A sensible guiding principle is to put aside the theories relating to the cause of trigeminal neuralgia and concentrate on weighing the potential benefits and risks of the various treatments. How likely is it to work, for how long will the benefit last and to what risk does it expose me as an individual?
A general recommendation has been that for young, healthy patients the neurovascular decompression operation is the most appropriate. It provides pain relief without numbness and usually does so in a lasting manner. For those who are unwell, are elderly or frail, cannot afford the time or are unwilling to take the risk the usual suggestion is to treat the condition with simpler techniques. The benefits will usually be of lesser duration and will usually then come with an associated numbness.
However the procedure can be repeated and subsequently one can go on for more definitive surgery.
You will need to consider these factors carefully and should feel under no pressure to accept one or the other as you will receive good support whatever your decision.
This is a much rarer condition and may often be confused with trigeminal neuralgia. The pain is of an identical nature though affects a different area. Glossopharyngeal neuralgia is usually felt at the base of the tongue, the back of the throat and may radiate to the ear. It affects only one side of the head. The same areas are affected by hypersensitivity and the pain may therefore be triggered by touching the ear or swallowing.

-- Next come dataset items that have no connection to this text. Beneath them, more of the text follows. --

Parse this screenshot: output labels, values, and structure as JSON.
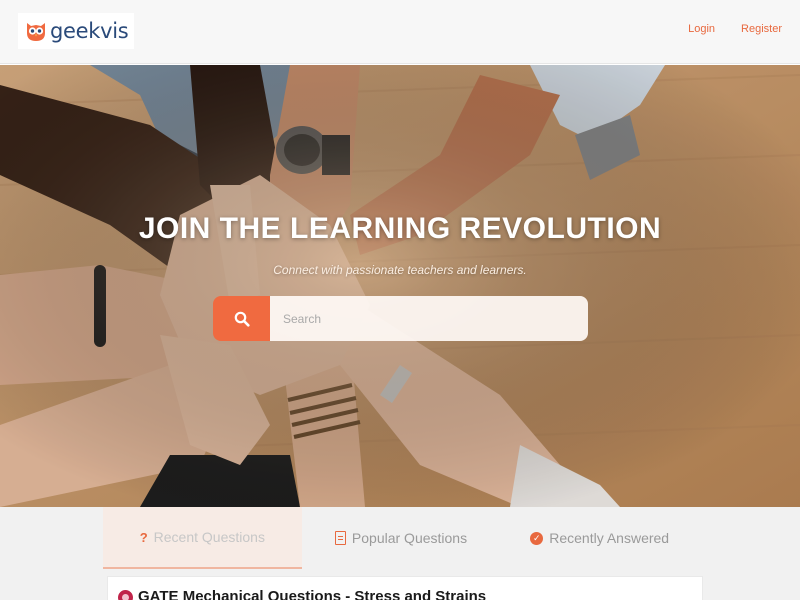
{
  "brand": {
    "name": "geekvis"
  },
  "header": {
    "nav": {
      "login": "Login",
      "register": "Register"
    }
  },
  "hero": {
    "title": "JOIN THE LEARNING REVOLUTION",
    "subtitle": "Connect with passionate teachers and learners.",
    "search": {
      "placeholder": "Search",
      "value": ""
    }
  },
  "tabs": [
    {
      "label": "Recent Questions",
      "icon": "question-icon",
      "active": true
    },
    {
      "label": "Popular Questions",
      "icon": "document-icon",
      "active": false
    },
    {
      "label": "Recently Answered",
      "icon": "check-circle-icon",
      "active": false
    }
  ],
  "questions": [
    {
      "title": "GATE Mechanical Questions - Stress and Strains"
    }
  ],
  "colors": {
    "accent": "#f06a40",
    "brand_text": "#2a4a7a",
    "link": "#e8693f"
  }
}
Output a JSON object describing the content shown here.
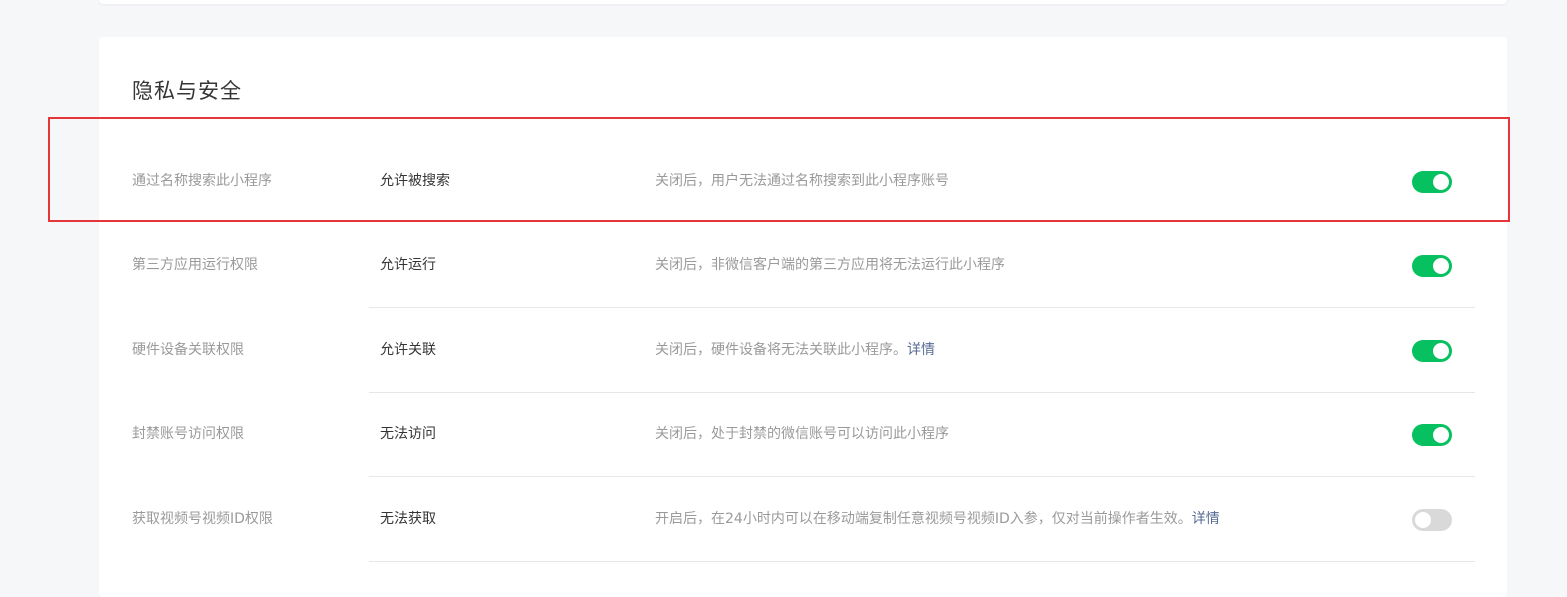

The investigations of this pain will be along the same lines as that for trigeminal neuralgia. The medicines used in its treatment are also the same as those used in trigeminal neuralgia. Because of its rarity, surgical treatment for those patients in whom the pain breaks through the medications is less established. You will certainly need to discuss this carefully.
To read more about glossopharyngeal neuralgia, please press here.
This is a form of chronic facial pain which follows an attack of shingles on the face.
Shingles is caused by the chicken pox virus which most people get as a child. Also known as the herpes zoster virus, shingles usually occurs in older people when the organism has been lurking in the body for many years and suddenly attacks a single nerve. It will most often affect a nerve supplying the skin of the trunk though it can affect the nerve supplying the head and face. It will never cross from one side of the face to the other.
Please click here to read more about shingles.
The effects of treatment are much better when given early. If after an attack of shingles on the face you still have pain a month after the rash has settled, you should go to your doctor immediately. Ordinary painkillers usually have little effect and so may in fact only waste valuable time. The principal drug used for this condition is Amitriptyline which is a drug more commonly used for depression, though has very powerful effects on certain forms of nerve pain. You may need to take the Amitriptyline for two or three weeks before it provides relief.
Other drugs such as creams and lotions, or the anticonvulsant medication Carbamazepine (Tegretol) may also be used. Surgical procedures to cut the nerve, such as those used in trigeminal neuralgia, are always ineffective.